The facts outlined here come from sources spanning the political spectrum, from the libertarian Cato Institute to Brookings to congressional analyses. They paint a consistent picture: mass deportation at scale is among the most expensive domestic policy undertakings in modern American history, with economic consequences that will be felt across industries, in household budgets, and in GDP figures for years. Whether you support or oppose the policy, understanding its true cost is essential for holding the government accountable for how it spends public money.

Frequently Asked Questions

How much has the federal government allocated for immigration enforcement under the “One Big Beautiful Bill Act”?

Between $170 billion and $191 billion, including approximately $75 billion in additional funding for ICE. ICE’s overall budget has roughly tripled from its typical $10 billion annual level, with $29.9 billion for enforcement operations and $45 billion for detention facilities.

How many deportations has the Trump administration actually carried out?
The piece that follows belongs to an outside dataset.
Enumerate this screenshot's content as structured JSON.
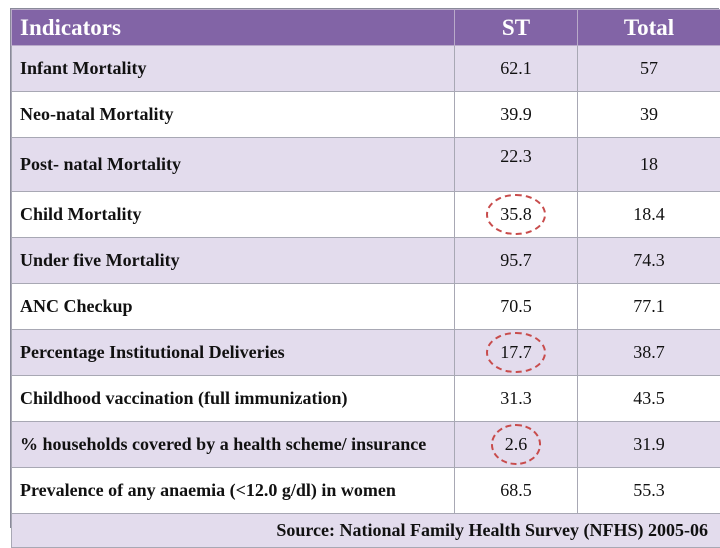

Approximately 310,000 to 315,000 removals in fiscal year 2025, up from about 285,000 in fiscal year 2024. Projections for 2026 estimate around 510,000 deportations under a low-immigration scenario, based on a daily removal rate of roughly 1,400 people.

What is the estimated long-term cost of deporting one million people per year?

The American Immigration Council projects approximately $960 billion or more over a decade. The Cato Institute’s independent analysis arrives at a similar figure, estimating nearly $1 trillion in added costs. These projections cover operational expenses including detention, transportation, legal proceedings, and staffing.

How much does it cost to detain one person in ICE custody?

The average cost is $152 per day per detainee, with an average detention stay of 44 days. That works out to roughly $6,688 per detention cycle before accounting for legal processing, transportation, or removal flights.

What impact are deportations having on the U.S. economy?

Brookings estimates that immigration policy changes reduced 2025 GDP by 0.1 to 0.4 percentage points, or $30 billion to $110 billion. Under a full-scale deportation scenario, GDP could fall 7.4 percent by 2028 according to PIIE, and total GDP losses could reach $1.1 trillion to $1.7 trillion according to the Joint Economic Committee. Net migration was near zero or negative in 2025, a first in over fifty years.

Which industries are most affected by mass deportation policies?

Agriculture, construction, and hospitality face the most severe labor shortages, as these sectors have the highest concentrations of undocumented workers. The resulting labor gaps are driving up costs for businesses and consumers, contributing to higher food prices, construction costs, and service industry expenses.